Update model objects and simulations

Notations and problems

Throughout this section the following notations will be used for design matrices \(\m{X}\) and vectors of observations \(\m{y}\).

\(\Old{\m{X}}\): contains \(\Old{n}\) observed or “old” design points. The corresponding vector of observations \(\Old{\m{y}}\) is known.
\(\New{\m{X}}\): contains \(\New{n}\) “new” design points at which a prediction or a simulation is made. The corresponding vector of observations \(\New{\m{y}}\) is unknown.
\(\Upd{\m{X}}\): contains \(\Upd{n}\) “update” design points. The corresponding vector of observations \(\Upd{\m{y}}\) is unknown but becomes available at some point where an update step can be performed.

All the design matrices have the same number of columns which is the number of inputs \(d\). The letters \(\told\), \(\tnew\) and \(\tupd\) are not symbols, hence are not italicized.

Note. The notations of this section differ from those of the Predict and simulate section where no “update” design and no “update” observations are used. The correspondence for “old” and “new” objects is \(\Old{\m{X}} \leftrightarrow \m{X}\) and \(\New{\m{X}} \leftrightarrow \m{X}^\star\).

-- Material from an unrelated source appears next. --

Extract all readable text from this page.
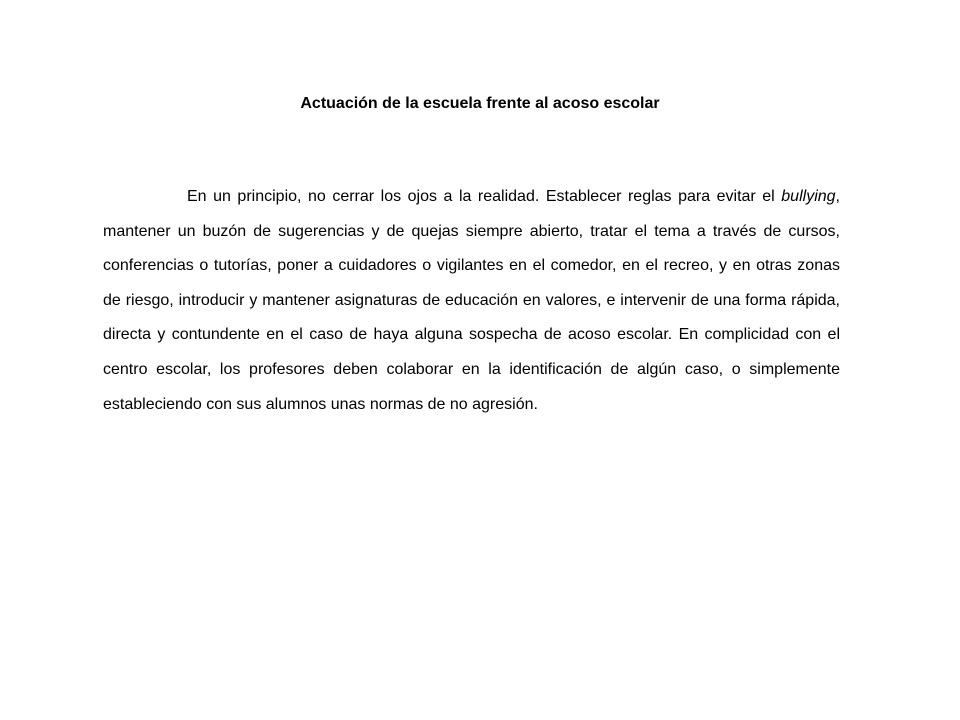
Actuación de la escuela frente al acoso escolar

En un principio, no cerrar los ojos a la realidad. Establecer reglas para evitar el bullying, mantener un buzón de sugerencias y de quejas siempre abierto, tratar el tema a través de cursos, conferencias o tutorías, poner a cuidadores o vigilantes en el comedor, en el recreo, y en otras zonas de riesgo, introducir y mantener asignaturas de educación en valores, e intervenir de una forma rápida, directa y contundente en el caso de haya alguna sospecha de acoso escolar. En complicidad con el centro escolar, los profesores deben colaborar en la identificación de algún caso, o simplemente estableciendo con sus alumnos unas normas de no agresión.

The two following problems are considered here

Update a Kriging model object Suppose that a Kriging model has been fitted by using the “old” design \(\Old{\m{X}}\) and the “old” observations \(\Old{\m{y}}\). Later on, the “update” vector of observations \(\Upd{\m{y}}\) corresponding to the “update” design \(\Upd{\m{X}}\) becomes available. We then want to update the fitted Kriging model object. The resulting updated model object should be identical to the model that would be obtained by using the design \(\m{X}_{\told\tupd}\) binding the rows of the two designs \(\Old{\m{X}}\) and \(\Upd{\m{X}}\), along with the vector of observations \(\m{y}_{\told\tupd}\) stacking \(\Old{\m{y}}\) and \(\Upd{\m{y}}\).
Update conditional simulations Suppose as before that a Kriging model has been fitted by using the “old” design \(\Old{\m{X}}\) and the “old” observations \(\Old{\m{y}}\). Using this model, conditional simulations have been computed for the “new” design points in \(\New{\m{X}}\). This means that \(m\) simulated paths \(\m{y}^{[j]}_{\tnew\vert\told}\) have been computed for \(j=1\), \(\dots\), \(m\), corresponding to the design \(\New{\m{X}}\). Later on, the “update” vector of observations \(\Upd{\m{y}}\) corresponding to the “update” design \(\Upd{\m{X}}\) becomes available. We then want to update the \(m\) simulations so that they become conditional on \(\Old{\m{y}}\) and on \(\Upd{\m{y}}\).

Of course we want each of the two update steps to be faster than the computation “from scratch” of the Kriging model or of the simulations using the observations \(\m{y}_{\told\tupd}\). For the second problem, we rely on the FOXY algorithm of Chevalier et al. [CEG15] allowing the fast update of conditional simulations.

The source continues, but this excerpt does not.